Deprem olduktan sonra TRT’nin yayın akışının değişmemesi, depremle ilgili ilk yayının 3 saat sonra yapılması, askerin yetersiz ve geç müdahalesi, madencilerin sonradan gönderilmesi ve yolların kapalı olması gibi yüzlerce insanın donarak ölmesine sebep olan konular Ahmet Hakan’a göre “hava cıva”.
Hakan, deprem sonrası iktidarın ürettiği propagandayı papağan gibi tekrarlayan AKP’li bir prototip aslında. İlerleyen günlerde “sahada eksiklerin olduğu ancak bunların çok önemli olmadığı, hükümetin ilk andan itibaren gerekenleri yaptığı” propagandasını sık sık dinleyeceğiz.
Cumhurbaşkanı yardımcısı Fuat Oktay bugün yaptığı konuşmada “şehir hastanelerinin ne kadar doğru bir karar olduğunun görüldüğünü, şehir hastaneleri olmasa bugün başka şeyler konuşmak durumunda kalacaklarını” anlatıyor.
Böylesi bir felaketin enkazından bile bir “başarı öyküsü” yaratmak…
Oysa normal ülkelerde normal iktidarlar böylesi felaketlerden sonra yaptıklarıyla övünmezler, yapmadıklarının hesabını verirler.
Oktay önce yıkılan İskenderun Devlet Hastanesi’nin eski bloğunun hesabını vermeli.

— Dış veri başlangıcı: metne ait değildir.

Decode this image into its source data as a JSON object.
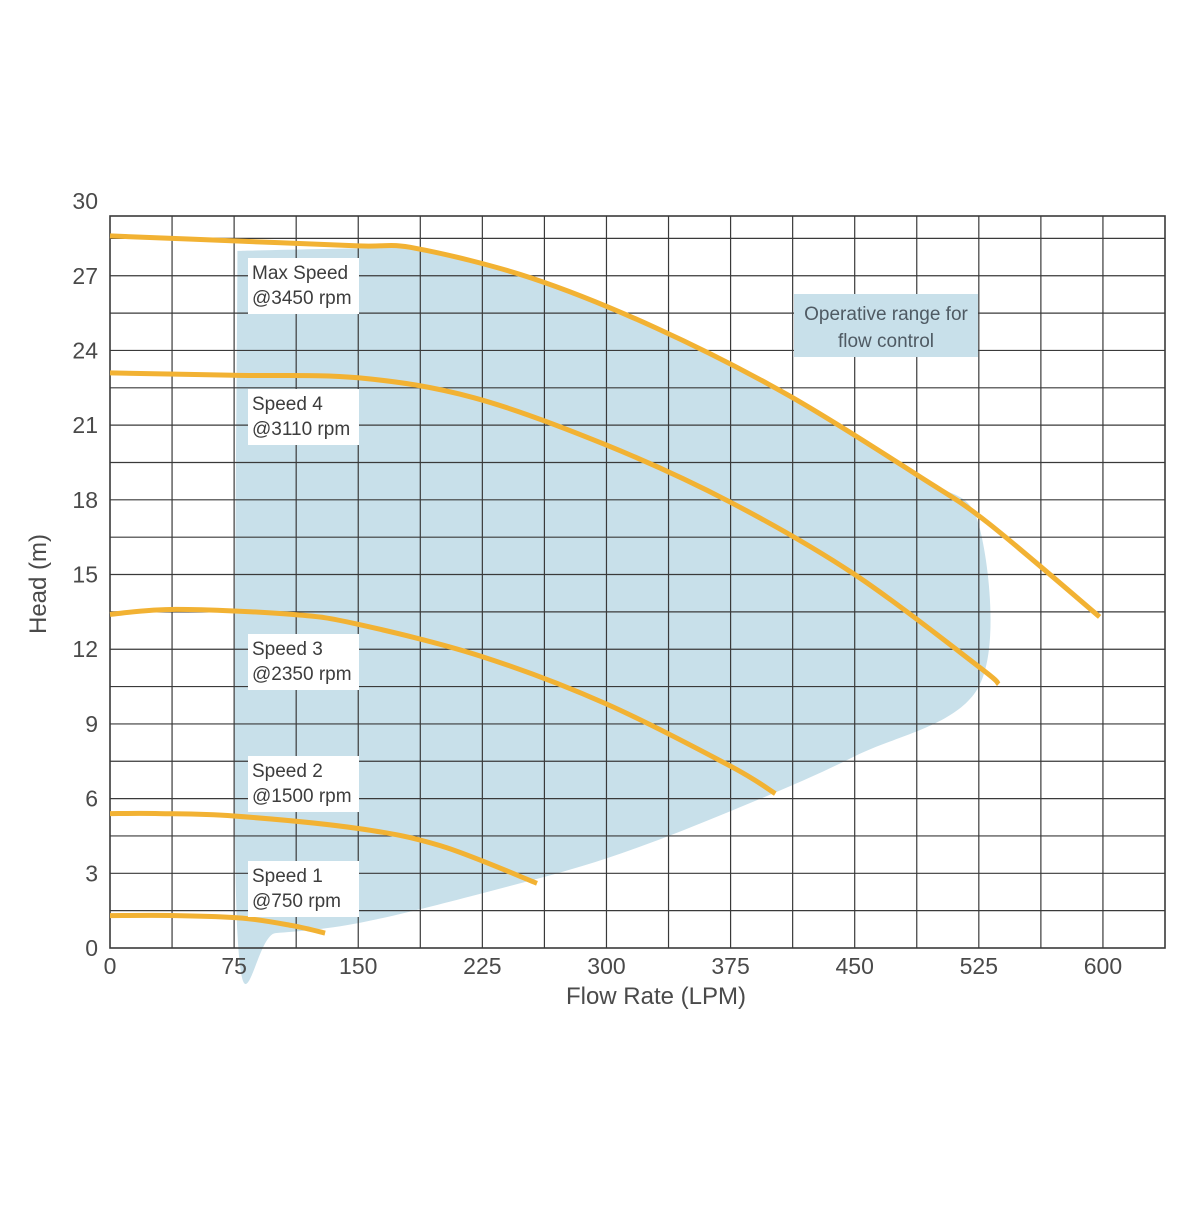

Depremde yıkılan bu blok için 2012’de deprem raporu hazırlanıyor ve binanın “depreme dayanıksız” olduğu tespit ediliyor. Rapora hastanenin internet sitesinden ulaşabilirsiniz:
Cumhurbaşkanı yardımcısı çürük raporuna rağmen hizmet veren ve yıkılan hastaneyi konuşmak yerine, yeni binaların ayakta kaldığını anlatmayı tercih ediyor.
Çünkü Ahmet Hakan’ın ifadesine göre bunlar “hava cıva”.
Bundan sonra daha çok ölen insanların sayısını değil, enkaz altından kurtarılan insanların sayısını okuyacağız.
Yıkılan yapıları değil, ayakta kalan TOKİ evlerini konuşacağız.
Zamanında müdahaleyle kurtarılacak insanları değil, enkaz altından canlı çıkanları duyacağız.
Çöken iktidarı değil, “dünyanın en büyük felaketinde bile ayakta kalan devletin başarı öyküsünü” dinleyeceğiz.
Ölülerimize ağlamamız yerine, depremin “Allah’ın dayanışma rüzgarını arttıran yeni bir lütfu” olduğunu söyleyip sevinmemizi bile isteyebilirler.